Published online by Cambridge University Press: 15 September 2009
The portrait and the artist
The text of A Portrait of the Artist as a Young Man is dated ‘Dublin 1904 / Trieste 1914’. 1904 was the year in which Stephen Hero was written and Joyce left Dublin with Nora Barnacle to become a language teacher on the Adriatic. Ten years later, after some vicissitudes, he was still there. His life was about to be transformed, thanks to the First World War (which would force him to move to neutral Switzerland), and to a chance letter from Ezra Pound in December 1913, which marked the beginnings of his literary celebrity.
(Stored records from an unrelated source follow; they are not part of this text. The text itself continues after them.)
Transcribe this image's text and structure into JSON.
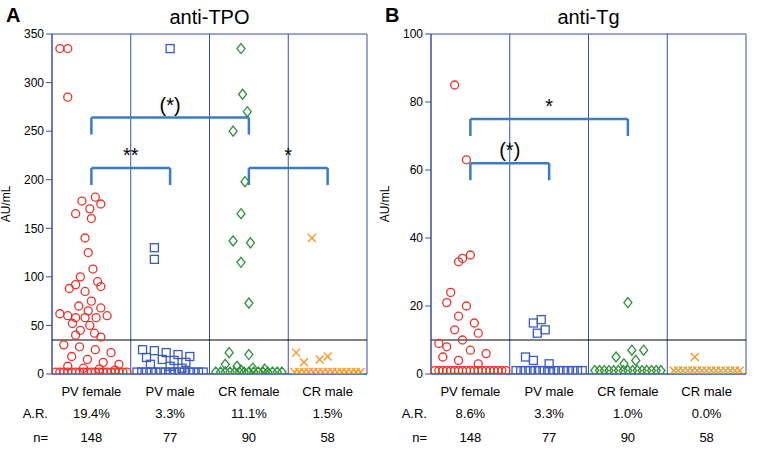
{
  "chart_data": [
    {
      "type": "scatter",
      "panel": "A",
      "title": "anti-TPO",
      "y_label": "AU/mL",
      "xlim": [
        0,
        4
      ],
      "xticks": [
        {
          "value": 0.5,
          "label": "PV female"
        },
        {
          "value": 1.5,
          "label": "PV male"
        },
        {
          "value": 2.5,
          "label": "CR female"
        },
        {
          "value": 3.5,
          "label": "CR male"
        }
      ],
      "ylim": [
        0,
        350
      ],
      "yticks": [
        0,
        50,
        100,
        150,
        200,
        250,
        300,
        350
      ],
      "cutoff": 35,
      "series": [
        {
          "color": "#e8332a",
          "marker": "circle",
          "x": [
            0.1,
            0.2,
            0.2,
            0.55,
            0.38,
            0.62,
            0.48,
            0.3,
            0.5,
            0.42,
            0.46,
            0.52,
            0.36,
            0.3,
            0.58,
            0.62,
            0.22,
            0.42,
            0.5,
            0.34,
            0.62,
            0.46,
            0.1,
            0.2,
            0.3,
            0.42,
            0.56,
            0.7,
            0.26,
            0.48,
            0.36,
            0.54,
            0.3,
            0.62,
            0.15,
            0.35,
            0.55,
            0.75,
            0.25,
            0.45,
            0.65,
            0.85,
            0.2,
            0.4,
            0.6,
            0.8,
            0.05,
            0.1,
            0.15,
            0.2,
            0.25,
            0.3,
            0.35,
            0.4,
            0.45,
            0.5,
            0.55,
            0.6,
            0.65,
            0.7,
            0.75,
            0.8,
            0.85,
            0.9,
            0.95
          ],
          "values": [
            335,
            335,
            285,
            182,
            178,
            175,
            170,
            165,
            160,
            140,
            125,
            108,
            100,
            92,
            95,
            90,
            88,
            85,
            75,
            70,
            68,
            65,
            62,
            60,
            58,
            58,
            58,
            60,
            52,
            50,
            45,
            42,
            40,
            38,
            30,
            28,
            25,
            22,
            18,
            15,
            12,
            10,
            8,
            6,
            5,
            4,
            2,
            2,
            2,
            2,
            2,
            2,
            2,
            2,
            2,
            2,
            2,
            2,
            2,
            2,
            2,
            2,
            2,
            2,
            2
          ]
        },
        {
          "color": "#3a5bbf",
          "marker": "square",
          "x": [
            1.5,
            1.3,
            1.3,
            1.15,
            1.3,
            1.45,
            1.6,
            1.75,
            1.2,
            1.4,
            1.55,
            1.7,
            1.25,
            1.5,
            1.65,
            1.08,
            1.14,
            1.2,
            1.26,
            1.32,
            1.38,
            1.44,
            1.5,
            1.56,
            1.62,
            1.68,
            1.74,
            1.8,
            1.86,
            1.92
          ],
          "values": [
            335,
            130,
            118,
            25,
            24,
            22,
            20,
            18,
            17,
            15,
            14,
            12,
            10,
            8,
            6,
            2,
            2,
            2,
            2,
            2,
            2,
            2,
            2,
            2,
            2,
            2,
            2,
            2,
            2,
            2
          ]
        },
        {
          "color": "#2f8f3a",
          "marker": "diamond",
          "x": [
            2.4,
            2.42,
            2.48,
            2.3,
            2.45,
            2.4,
            2.3,
            2.52,
            2.4,
            2.5,
            2.25,
            2.5,
            2.2,
            2.35,
            2.55,
            2.7,
            2.4,
            2.08,
            2.14,
            2.2,
            2.26,
            2.32,
            2.38,
            2.44,
            2.5,
            2.56,
            2.62,
            2.68,
            2.74,
            2.8,
            2.86,
            2.92
          ],
          "values": [
            335,
            288,
            270,
            250,
            198,
            165,
            137,
            135,
            115,
            73,
            22,
            20,
            10,
            8,
            6,
            5,
            4,
            2,
            2,
            2,
            2,
            2,
            2,
            2,
            2,
            2,
            2,
            2,
            2,
            2,
            2,
            2
          ]
        },
        {
          "color": "#f59a23",
          "marker": "cross",
          "x": [
            3.3,
            3.1,
            3.2,
            3.4,
            3.5,
            3.08,
            3.14,
            3.2,
            3.26,
            3.32,
            3.38,
            3.44,
            3.5,
            3.56,
            3.62,
            3.68,
            3.74,
            3.8,
            3.86,
            3.92
          ],
          "values": [
            140,
            22,
            12,
            15,
            18,
            2,
            2,
            2,
            2,
            2,
            2,
            2,
            2,
            2,
            2,
            2,
            2,
            2,
            2,
            2
          ]
        }
      ],
      "annotations": [
        {
          "from": "PV female",
          "to": "CR female",
          "y": 264,
          "label": "(*)"
        },
        {
          "from": "PV female",
          "to": "PV male",
          "y": 212,
          "label": "**"
        },
        {
          "from": "CR female",
          "to": "CR male",
          "y": 212,
          "label": "*"
        }
      ],
      "table": [
        {
          "label": "A.R.",
          "values": [
            "19.4%",
            "3.3%",
            "11.1%",
            "1.5%"
          ]
        },
        {
          "label": "n=",
          "values": [
            148,
            77,
            90,
            58
          ]
        }
      ]
    },
    {
      "type": "scatter",
      "panel": "B",
      "title": "anti-Tg",
      "y_label": "AU/mL",
      "xlim": [
        0,
        4
      ],
      "xticks": [
        {
          "value": 0.5,
          "label": "PV female"
        },
        {
          "value": 1.5,
          "label": "PV male"
        },
        {
          "value": 2.5,
          "label": "CR female"
        },
        {
          "value": 3.5,
          "label": "CR male"
        }
      ],
      "ylim": [
        0,
        100
      ],
      "yticks": [
        0,
        20,
        40,
        60,
        80,
        100
      ],
      "cutoff": 10,
      "series": [
        {
          "color": "#e8332a",
          "marker": "circle",
          "x": [
            0.3,
            0.45,
            0.5,
            0.4,
            0.35,
            0.25,
            0.2,
            0.45,
            0.35,
            0.55,
            0.3,
            0.6,
            0.4,
            0.1,
            0.2,
            0.5,
            0.7,
            0.15,
            0.35,
            0.6,
            0.05,
            0.1,
            0.15,
            0.2,
            0.25,
            0.3,
            0.35,
            0.4,
            0.45,
            0.5,
            0.55,
            0.6,
            0.65,
            0.7,
            0.75,
            0.8,
            0.85,
            0.9,
            0.95
          ],
          "values": [
            85,
            63,
            35,
            34,
            33,
            24,
            21,
            20,
            17,
            15,
            13,
            12,
            10,
            9,
            8,
            7,
            6,
            5,
            4,
            3,
            1,
            1,
            1,
            1,
            1,
            1,
            1,
            1,
            1,
            1,
            1,
            1,
            1,
            1,
            1,
            1,
            1,
            1,
            1
          ]
        },
        {
          "color": "#3a5bbf",
          "marker": "square",
          "x": [
            1.4,
            1.3,
            1.45,
            1.35,
            1.2,
            1.3,
            1.5,
            1.08,
            1.14,
            1.2,
            1.26,
            1.32,
            1.38,
            1.44,
            1.5,
            1.56,
            1.62,
            1.68,
            1.74,
            1.8,
            1.86,
            1.92
          ],
          "values": [
            16,
            15,
            13,
            12,
            5,
            4,
            3,
            1,
            1,
            1,
            1,
            1,
            1,
            1,
            1,
            1,
            1,
            1,
            1,
            1,
            1,
            1
          ]
        },
        {
          "color": "#2f8f3a",
          "marker": "diamond",
          "x": [
            2.5,
            2.55,
            2.7,
            2.35,
            2.6,
            2.45,
            2.08,
            2.14,
            2.2,
            2.26,
            2.32,
            2.38,
            2.44,
            2.5,
            2.56,
            2.62,
            2.68,
            2.74,
            2.8,
            2.86,
            2.92
          ],
          "values": [
            21,
            7,
            7,
            5,
            4,
            3,
            1,
            1,
            1,
            1,
            1,
            1,
            1,
            1,
            1,
            1,
            1,
            1,
            1,
            1,
            1
          ]
        },
        {
          "color": "#f59a23",
          "marker": "cross",
          "x": [
            3.35,
            3.08,
            3.14,
            3.2,
            3.26,
            3.32,
            3.38,
            3.44,
            3.5,
            3.56,
            3.62,
            3.68,
            3.74,
            3.8,
            3.86,
            3.92
          ],
          "values": [
            5,
            1,
            1,
            1,
            1,
            1,
            1,
            1,
            1,
            1,
            1,
            1,
            1,
            1,
            1,
            1
          ]
        }
      ],
      "annotations": [
        {
          "from": "PV female",
          "to": "CR female",
          "y": 75,
          "label": "*"
        },
        {
          "from": "PV female",
          "to": "PV male",
          "y": 62,
          "label": "(*)"
        }
      ],
      "table": [
        {
          "label": "A.R.",
          "values": [
            "8.6%",
            "3.3%",
            "1.0%",
            "0.0%"
          ]
        },
        {
          "label": "n=",
          "values": [
            148,
            77,
            90,
            58
          ]
        }
      ]
    }
  ]
}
Pound arranged for serial publication of the Portrait to begin in the Egoist, a small avantgarde literary and political magazine, in February 1914; in June of the same year the London publisher Grant Richards at last brought out Dubliners.
The writing of the Portrait thus spans ten years during which Joyce kept rigorously to Stephen Dedalus's programme of ‘silence exile and cunning’. His literary silence was broken only by Chamber Music and by a small quantity of essays and journalism, some of it written in Italian. His exile, at first only temporary, was confirmed by his unhappy experiences in revisiting Ireland in 1909 and 1912. Cunning is evident in the far-reaching revisions with which he transformed Stephen Hero, a raw apprentice-work, into the Portrait with its eloquence of style and fastidious pursuit of artistic impersonality.